な時代だったかも知れない。災害対策の河川護岸工事や堰堤工事などが始まり、1972年に始まった列島改造の怒濤の

様な勢いにより、コンクリートの箱川と化した全国の河川環境も激変ゆく時代だった。






先進のF.F駆動と5ドアハッチバック、フェルインジェクション・システム搭載のワーゲン・ゴルフがこの頃の愛車、
昨今流行のS.U.V(Sport Utility Vehicle)の先駆車と言えよう。釣り道具一式を積み込んで関東・甲信越の渓流を快適に
駆け巡った。
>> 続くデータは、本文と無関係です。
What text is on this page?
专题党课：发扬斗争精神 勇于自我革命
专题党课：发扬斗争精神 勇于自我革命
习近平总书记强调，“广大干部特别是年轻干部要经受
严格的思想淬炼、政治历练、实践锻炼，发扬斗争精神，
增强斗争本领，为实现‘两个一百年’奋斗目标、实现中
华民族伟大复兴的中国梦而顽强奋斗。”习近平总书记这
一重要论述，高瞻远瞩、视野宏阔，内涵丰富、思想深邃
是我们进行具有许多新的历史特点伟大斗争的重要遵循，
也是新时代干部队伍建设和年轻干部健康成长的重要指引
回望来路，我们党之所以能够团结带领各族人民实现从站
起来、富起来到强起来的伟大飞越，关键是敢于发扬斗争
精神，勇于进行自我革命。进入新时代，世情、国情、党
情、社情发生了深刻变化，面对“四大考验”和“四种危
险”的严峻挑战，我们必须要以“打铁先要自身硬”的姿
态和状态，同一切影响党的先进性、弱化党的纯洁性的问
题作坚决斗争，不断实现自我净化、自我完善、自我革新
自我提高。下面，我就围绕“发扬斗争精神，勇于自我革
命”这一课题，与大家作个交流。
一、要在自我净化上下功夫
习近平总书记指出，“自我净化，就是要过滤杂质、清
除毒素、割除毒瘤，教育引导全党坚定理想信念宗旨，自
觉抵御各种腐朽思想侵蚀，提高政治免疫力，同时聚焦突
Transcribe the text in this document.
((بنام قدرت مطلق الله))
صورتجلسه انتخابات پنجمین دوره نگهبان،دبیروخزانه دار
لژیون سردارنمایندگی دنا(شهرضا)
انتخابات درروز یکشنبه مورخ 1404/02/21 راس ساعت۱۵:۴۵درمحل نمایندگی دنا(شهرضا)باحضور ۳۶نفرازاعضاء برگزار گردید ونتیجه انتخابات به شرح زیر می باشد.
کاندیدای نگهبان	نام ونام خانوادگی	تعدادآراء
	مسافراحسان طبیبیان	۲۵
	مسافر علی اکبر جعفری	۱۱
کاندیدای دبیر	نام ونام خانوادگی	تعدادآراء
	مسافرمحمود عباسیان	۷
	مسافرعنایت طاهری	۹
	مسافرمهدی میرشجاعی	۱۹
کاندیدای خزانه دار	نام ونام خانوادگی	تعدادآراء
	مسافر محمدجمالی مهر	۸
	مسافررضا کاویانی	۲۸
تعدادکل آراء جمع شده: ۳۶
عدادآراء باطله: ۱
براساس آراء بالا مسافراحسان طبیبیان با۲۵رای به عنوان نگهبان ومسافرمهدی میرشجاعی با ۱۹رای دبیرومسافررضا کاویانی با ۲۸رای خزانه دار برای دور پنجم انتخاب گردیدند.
この愛車と過ごした時間には、楽しい想い出が沢山ある。画像はカーディーラーのHPより



「俊行作」の山女魚竿は、その当時ではやや柔らかく感じられた。それは、併せて使っていた「竿かづ」の山女魚竿

が゛剛腕゛というか堅調子で私には好ましかったからかもしれない。まだ30代初めで腕力もあったからかと思う。

「竿かづ」を専ら使い、「俊行作」は家に置いてゆくことが多くなり、そのまま再開まで封印されていた。しかし、

今この竿を再び使ってみて、とても手になじんでいるのが不思議な気持ちだ。昨今主流のグラスファイバー・ロッド

に較べればやや重いが、竹素材を伝わってくる魚信と掛けた時のしなりは、我が腕や手指の延長の様でとても好ま

しいのだ。


さて、ネットの岩魚大物の画像を探していたら、こんな画像が見つかった。私の記憶の中にある岩魚を、今は他人

様の画像をお借りして再現するしか手はないのだが、出典を明記して載せさせていただこうと思う。




「つり人」2016年10月号 「ブナに守られたべっぴん尺イワナをてんからで」より。私が釣り上げた岩魚は、ダム
から遡上してきたためか斑点の薄いシルバー岩魚だったが。